I keep feeling like she's going to call and tell me there was a mistake -- THAT would be fitting for the way things seem to go for me -- but for now I'm trying to focus on the fact that I'm healthy.

Monday, February 15, 2010

Another "Last" and a Beginning

Remember my post last week where I was all jazzed to start the edits on After the Fall? Yeah, I haven't started those yet. I did, however, write a couple pages for my NEW, yet-to-be-properly-titled-or-talked-about-in-public, YA wip.

This is the first time I've been so aware of a character's voice right from the beginning, and I hope that means I won't have to spend a draft fixing voice issues (like I am now with ATF). I find it fairly easy to talk like a teenager, but I don't want THIS character to sound like the teenager in my other book, so I'm making the effort now.

Then I swear I'll get going on my edits.

In other news, Friday night Ibis and I went to dinner with my dad at our favorite restaurant, Il Mare. It's on a rocky outcrop between Playa Madera and Playa La Ropa and overlooks Zihuatanejo Bay. It's usually hit or miss whether or not we'll get a nice sunset, and we TOTALLY lucked out.

We went a little crazy taking pictures -- my dad's eyeballs were permanently locked in the back of his skull -- but how often do you get a backdrop like this? We joked that the people at the table next to us probably thought we were nuts, but then they started taking pictures too.

Now I can cross off "eat at Il Mare" AND "take fabulous sunset pictures with my sweetie."

Friday, February 12, 2010

Another Day at the Beach

I leave in eleven days so I'm trying to do a lot of things "one last time." Among them: take a trip to Las Gatas, the beach directly across the bay from our home. As far as the tourists are concerned, you can only get there by boat, but you can actually hike along a narrow rocky trail. Since we went with my dad and another couple (who'd never been) we opted for the boat.

Owen's first boat ride!

Wouldn't you know it, there was a cruise ship! Talk about up close and personal!
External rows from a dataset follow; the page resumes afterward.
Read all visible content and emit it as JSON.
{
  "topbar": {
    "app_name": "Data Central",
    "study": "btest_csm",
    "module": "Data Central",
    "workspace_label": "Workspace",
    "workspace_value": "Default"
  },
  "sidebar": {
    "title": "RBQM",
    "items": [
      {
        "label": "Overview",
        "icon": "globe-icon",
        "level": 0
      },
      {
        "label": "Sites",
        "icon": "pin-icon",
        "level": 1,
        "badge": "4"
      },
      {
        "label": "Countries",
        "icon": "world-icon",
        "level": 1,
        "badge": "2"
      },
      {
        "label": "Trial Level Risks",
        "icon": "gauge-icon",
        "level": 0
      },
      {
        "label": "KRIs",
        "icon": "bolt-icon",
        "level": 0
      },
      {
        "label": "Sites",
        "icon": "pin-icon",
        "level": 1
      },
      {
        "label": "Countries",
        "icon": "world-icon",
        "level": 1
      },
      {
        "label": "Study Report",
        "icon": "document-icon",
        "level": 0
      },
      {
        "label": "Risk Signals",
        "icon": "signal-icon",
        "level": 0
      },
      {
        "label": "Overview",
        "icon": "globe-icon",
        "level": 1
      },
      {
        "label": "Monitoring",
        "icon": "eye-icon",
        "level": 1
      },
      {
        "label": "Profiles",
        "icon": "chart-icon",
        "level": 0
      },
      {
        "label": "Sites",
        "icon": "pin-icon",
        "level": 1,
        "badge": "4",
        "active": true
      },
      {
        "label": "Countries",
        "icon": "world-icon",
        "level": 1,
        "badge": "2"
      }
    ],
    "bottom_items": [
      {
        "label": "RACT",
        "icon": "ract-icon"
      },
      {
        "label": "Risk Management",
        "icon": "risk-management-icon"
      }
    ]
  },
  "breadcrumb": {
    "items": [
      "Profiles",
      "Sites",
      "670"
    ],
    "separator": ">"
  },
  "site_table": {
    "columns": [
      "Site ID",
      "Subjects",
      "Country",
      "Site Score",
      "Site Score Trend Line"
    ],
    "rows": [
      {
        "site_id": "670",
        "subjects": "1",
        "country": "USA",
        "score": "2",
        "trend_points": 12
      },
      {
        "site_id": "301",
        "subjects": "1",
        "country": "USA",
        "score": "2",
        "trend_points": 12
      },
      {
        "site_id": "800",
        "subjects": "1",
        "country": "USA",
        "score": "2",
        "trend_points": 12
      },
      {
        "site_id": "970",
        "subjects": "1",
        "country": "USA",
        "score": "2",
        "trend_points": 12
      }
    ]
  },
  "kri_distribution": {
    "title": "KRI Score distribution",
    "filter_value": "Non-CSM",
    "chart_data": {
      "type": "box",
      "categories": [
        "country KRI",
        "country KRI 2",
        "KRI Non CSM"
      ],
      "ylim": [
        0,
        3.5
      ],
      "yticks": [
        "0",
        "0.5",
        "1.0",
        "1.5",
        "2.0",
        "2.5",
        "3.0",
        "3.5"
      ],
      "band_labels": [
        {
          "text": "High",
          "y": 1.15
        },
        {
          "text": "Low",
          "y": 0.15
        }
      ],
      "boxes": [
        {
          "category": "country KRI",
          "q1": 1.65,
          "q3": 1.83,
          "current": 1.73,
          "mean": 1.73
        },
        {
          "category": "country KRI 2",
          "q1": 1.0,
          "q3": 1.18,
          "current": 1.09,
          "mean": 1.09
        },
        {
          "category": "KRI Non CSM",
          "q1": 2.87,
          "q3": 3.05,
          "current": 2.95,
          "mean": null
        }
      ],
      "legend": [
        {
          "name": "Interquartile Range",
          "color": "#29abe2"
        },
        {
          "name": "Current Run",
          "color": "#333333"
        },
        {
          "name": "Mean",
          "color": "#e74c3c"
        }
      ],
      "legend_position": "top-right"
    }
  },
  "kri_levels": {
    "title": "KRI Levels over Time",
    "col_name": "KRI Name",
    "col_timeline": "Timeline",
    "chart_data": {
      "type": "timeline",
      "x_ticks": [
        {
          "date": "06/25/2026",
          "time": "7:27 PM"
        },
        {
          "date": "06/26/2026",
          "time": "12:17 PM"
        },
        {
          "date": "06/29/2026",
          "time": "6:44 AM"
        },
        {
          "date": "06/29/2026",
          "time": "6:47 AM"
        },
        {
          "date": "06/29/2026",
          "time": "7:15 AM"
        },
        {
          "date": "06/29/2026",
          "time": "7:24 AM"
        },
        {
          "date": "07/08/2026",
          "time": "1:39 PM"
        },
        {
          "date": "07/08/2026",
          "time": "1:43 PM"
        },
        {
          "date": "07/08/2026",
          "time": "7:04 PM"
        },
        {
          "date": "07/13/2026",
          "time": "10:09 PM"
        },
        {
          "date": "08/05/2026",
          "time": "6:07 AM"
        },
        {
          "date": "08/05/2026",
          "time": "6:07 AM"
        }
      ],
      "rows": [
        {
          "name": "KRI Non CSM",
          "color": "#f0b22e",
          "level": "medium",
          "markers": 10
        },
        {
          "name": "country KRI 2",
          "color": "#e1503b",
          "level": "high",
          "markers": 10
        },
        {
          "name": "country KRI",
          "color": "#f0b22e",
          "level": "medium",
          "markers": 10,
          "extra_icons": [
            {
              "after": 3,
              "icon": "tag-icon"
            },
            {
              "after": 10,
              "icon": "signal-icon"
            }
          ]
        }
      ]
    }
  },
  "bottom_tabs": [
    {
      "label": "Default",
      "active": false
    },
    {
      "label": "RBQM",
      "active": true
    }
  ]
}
Las Gatas is known for it's excellent snorkeling, courtesy of the rocky break that extends across the mouth of the inlet. (At least I think it's called an inlet...) The beach can feel a little crowded if all those tables are full, but it takes a LOT of people to fill those up.

We live just beyond the cruise ship and it was fun to see it from the opposite side of the bay. We kept waiting for it to move a little bit more so we could point out our place to our friends, but the cruise ship was very uncooperative.

Wednesday, February 10, 2010

This Writing Life

I haven't talked much about fiction writing this year because I hadn't written any fiction this year. Between caring for my grandmother for most of December, then getting back into my routine back here, then writing freelance articles for MONEY (I already have thirty published articles!) then, uhh... deciding to move to Michigan, my creative juices have sort of been on hold.

I sent the second draft out to a handful of beta readers in December and I've read their comments as they've trickled in but had yet to do anything with them. I came up with an AWESOME young adult idea in December that I'm still really really excited about, but I haven't been able to come up with a storyline that really clicks for me, so it's just sitting there. I've done hours of research, just not plotting.

I've been thinking about my new idea and my current wip but just haven't had the urge to get to them. Well last week my friend Lurker Monkey posted a prompt for our monthly flash fiction group and I wrote half the story before I could even reply to the blog post.

Read my story here.

Then Monday I decided enough was enough and I began compiling my beta readers' notes into one document. Let's just say there are a looooooot of comments in that first chapter. Wow. By Tuesday night at 8:30 (just in time for the Lost premiere -- we're a week behind the US schedule) I had all my notes plugged in and I'm officially ready to begin draft #3.

I leave for Michigan in two weeks and I decided that if I don't start working on my wip before I go it'll be too easy to keep putting it off -- even though I LOVE my story. It means too much to me not to keep moving forward. And this will give me something to do on the plane other than worry about Owen.